If she was being honest it was on her mind too. Had been since that night in the hotel in San Antonio.
As if reading her thoughts, he asked huskily, “How long before we can get out of here?”
“Hey, I’m ready right now,” she said. “But you’re the one who knows how to navigate this hoity-toity stuff. You tell me. We certainly don’t want to disappoint the folks who shelled out a thousand dollars to hang out with you, and Melody says we’re short funds so I also have to curry more donations.”
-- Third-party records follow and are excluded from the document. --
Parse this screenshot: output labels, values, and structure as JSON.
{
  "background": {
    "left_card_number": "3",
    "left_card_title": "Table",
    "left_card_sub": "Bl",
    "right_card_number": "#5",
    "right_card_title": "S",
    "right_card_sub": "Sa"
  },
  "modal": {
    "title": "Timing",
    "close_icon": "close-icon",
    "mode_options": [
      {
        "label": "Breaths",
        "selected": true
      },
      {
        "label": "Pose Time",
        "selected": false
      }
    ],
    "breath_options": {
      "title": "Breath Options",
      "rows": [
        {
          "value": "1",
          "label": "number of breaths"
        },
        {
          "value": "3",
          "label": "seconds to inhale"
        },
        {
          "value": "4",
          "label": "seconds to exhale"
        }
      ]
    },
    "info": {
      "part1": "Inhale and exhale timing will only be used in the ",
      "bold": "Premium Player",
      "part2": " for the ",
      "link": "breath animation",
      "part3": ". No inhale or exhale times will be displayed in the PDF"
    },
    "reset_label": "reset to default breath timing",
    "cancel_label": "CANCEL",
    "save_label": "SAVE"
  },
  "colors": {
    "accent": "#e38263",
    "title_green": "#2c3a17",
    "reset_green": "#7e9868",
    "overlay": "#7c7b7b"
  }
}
“I guess that means we have to stay.”
“Yes.” She sighed, resigned. “But can we go sit back down?”
“In a minute,” he said. “After this.”
“After wha—”
His mouth crushed hers. Right there on the dance floor for everyone to see. There was no denying this now. They had over five hundred witnesses. A happy flame lit inside her. She’d been aching to kiss him all evening. She relaxed into the kiss, sank against him.
He cupped her face in his hands, deepening the kiss, his tongue slipping between the teeth she so readily parted.
The entire audience burst into applause and she realized they were clapping for her and Pierce. In that glorious moment, she was the belle of the ball.
Chapter 15
Dioecious: male and female reproductive structures on separate plants.
FINALLY, finally, the endless evening came to an end and they were back in his truck headed for Lace’s house. Pierce gripped the steering wheel tightly in an attempt to keep his hands from shaking. Excitement—as visceral as what he’d felt the day he’d stood in the stadium before the Super Bowl and heard the roar of the crowd chanting his name—filled his veins with a potent mixture of adrenaline and testosterone. He wanted her so badly he was practically panting.